L’AGRITURISMO È UNA RISORSA DEL TERRITORIO SE RISPETTA LE REGOLE
Secondo la FIPE ristoranti e agriturismi devono essere complementari e non in concorrenza
Il “vero” agriturismo è una risorsa del territorio, ma deve rispettare le regole e non porsi in concorrenza con le attività di ristorazione, che hanno altre caratteristiche e peculiarità: questa la posizione della FIPE (Federazione Italiana Pubblici Esercizi) del Veneto, che interviene in merito alla richiesta delle associazioni agricole di modificare la legge regionale sull’agriturismo.
«Il rispetto delle regole è fondamentale» conferma il Presidente regionale dell’Associazione Erminio Alajmo, che rappresenta in regione circa 13.000 imprese, di cui la metà ristoranti e trattorie.
«Non siamo contrari alle attività agrituristiche – precisa Alajmo – purché svolgano il loro lavoro secondo i dettami della legge».
Legge (la n. 28/2012) contro cui le associazioni degli agriturismi stanno dando battaglia, chiedendo di abbassare la quota di “prodotto proprio” che gli agriturismi devono utilizzare per la realizzazione di pasti da somministrare ai clienti, attualmente fissata al 65%.
«Bisogna pensare – prosegue il Presidente Alajmo – all’attività di ristorazione agrituristica come momento di offerta e valorizzazione del proprio prodotto agricolo, e non come un’attività commerciale di ristorazione, svolta spesso in aperta concorrenza con le nostre imprese. Quante volte vediamo gli imprenditori agricoli fare la spesa al mercato o presso gli stessi centri all’ingrosso dove ci rivolgiamo noi ristoratori? Non dimentichiamo che l’agriturismo nasce come un’attività di sostegno o integrazione al reddito agrario e non come attività di somministrazione autonoma e a sé stante. Se venisse abbassata la percentuale di prodotto proprio somministrato, il cliente, che pensa di consumare un pasto realizzato prevalentemente con prodotti tipici dell’azienda, finirebbe invece per trovare sul piatto prodotti acquistati da soggetti terzi».
I ristoratori precisano inoltre che la legge regionale, tanto contestata dalle associazioni agricole nella parte relativa alla quota di prodotto proprio, ha invece concesso enormi aperture per quanto riguarda i posti a sedere.
«Nessuno dice – sottolinea Alajmo – che prima del 2012 i posti a sedere potevano essere al massimo 80, mentre adesso il numero è fissato dal piano agrituristico aziendale, in pratica è lo stesso agricoltore che decide quanti clienti può ospitare all’interno del suo pseudo-ristorante».

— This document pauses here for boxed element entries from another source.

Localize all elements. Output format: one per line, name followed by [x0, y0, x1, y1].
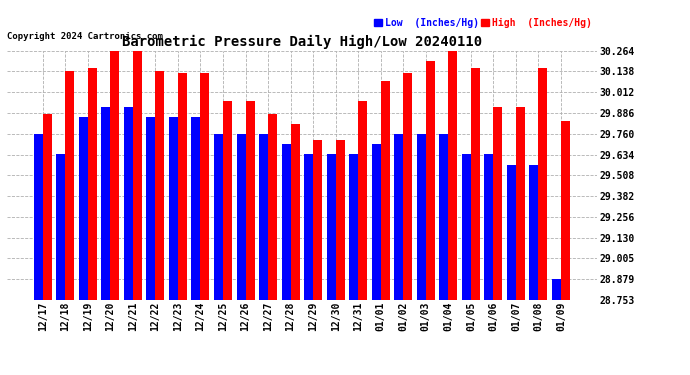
Bar — [440, 134, 449, 300]
Bar — [268, 114, 277, 300]
Bar — [552, 279, 561, 300]
Bar — [223, 101, 232, 300]
Bar — [349, 154, 358, 300]
Bar — [146, 117, 155, 300]
Bar — [381, 81, 390, 300]
Bar — [403, 73, 413, 300]
Text: Copyright 2024 Cartronics.com: Copyright 2024 Cartronics.com — [7, 32, 163, 40]
Bar — [237, 134, 246, 300]
Bar — [538, 68, 547, 300]
Bar — [462, 154, 471, 300]
Bar — [561, 121, 570, 300]
Bar — [57, 154, 66, 300]
Bar — [259, 134, 268, 300]
Bar — [101, 107, 110, 300]
Bar — [326, 154, 335, 300]
Bar — [484, 154, 493, 300]
Legend: Low  (Inches/Hg), High  (Inches/Hg): Low (Inches/Hg), High (Inches/Hg) — [374, 18, 592, 28]
Bar — [88, 68, 97, 300]
Bar — [214, 134, 223, 300]
Bar — [34, 134, 43, 300]
Bar — [201, 73, 210, 300]
Bar — [169, 117, 178, 300]
Bar — [358, 101, 367, 300]
Bar — [394, 134, 403, 300]
Bar — [448, 51, 457, 300]
Bar — [372, 144, 381, 300]
Bar — [155, 71, 164, 300]
Bar — [426, 61, 435, 300]
Bar — [133, 51, 142, 300]
Bar — [66, 71, 75, 300]
Bar — [79, 117, 88, 300]
Bar — [178, 73, 187, 300]
Title: Barometric Pressure Daily High/Low 20240110: Barometric Pressure Daily High/Low 20240… — [122, 35, 482, 50]
Bar — [191, 117, 201, 300]
Bar — [507, 165, 516, 300]
Bar — [335, 140, 345, 300]
Bar — [313, 140, 322, 300]
Bar — [493, 107, 502, 300]
Bar — [124, 107, 133, 300]
Bar — [417, 134, 426, 300]
Bar — [290, 124, 299, 300]
Bar — [110, 51, 119, 300]
Bar — [516, 107, 525, 300]
Bar — [246, 101, 255, 300]
Bar — [304, 154, 313, 300]
Bar — [529, 165, 538, 300]
Bar — [471, 68, 480, 300]
Bar — [282, 144, 290, 300]
Bar — [43, 114, 52, 300]
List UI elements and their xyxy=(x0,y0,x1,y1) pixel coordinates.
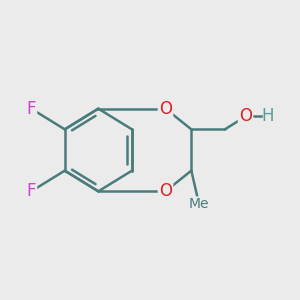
Text: F: F xyxy=(26,100,36,118)
Text: Me: Me xyxy=(189,197,209,211)
Text: H: H xyxy=(261,107,274,125)
Text: O: O xyxy=(159,182,172,200)
Text: O: O xyxy=(159,100,172,118)
Text: O: O xyxy=(239,107,252,125)
Text: F: F xyxy=(26,182,36,200)
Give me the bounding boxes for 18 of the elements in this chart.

Non a caso il presidente degli esercenti usa la parola “ristorante”: secondo la FIPE tante volte è difficile distinguere un agriturismo da un vero e proprio ristorante, in quanto non vengono rispettate le tipicità del prodotto.
«In tanti agriturismi – conferma Alajmo – si è persa la connotazione dei piatti semplici, fatti con i prodotti propri, il vino locale e i dolci della tradizione… magari finendo per cenare a base di pesce in mezzo alle montagne del bellunese!».
Insomma sembra che non possa esserci pace tra ristoranti e agriturismi.
«La pace c’è – conclude Alajmo – se ognuno rispetta il proprio ruolo: noi ristoratori siamo aperti tutti i giorni dell’anno, diamo lavoro a centinaia di migliaia di persone e con il nostro indotto muoviamo l’intera economia del territorio, senza beneficiare dei tanti privilegi fiscali e contributi a fondo perduto di cui godono gli agriturismi. Stesso mercato, stesse regole: se un agriturismo vuole avere più libertà d’iniziativa, utilizzando i prodotti a proprio piacere, può trasformarsi in ristorante o trattoria e competere alla pari con i pubblici esercizi».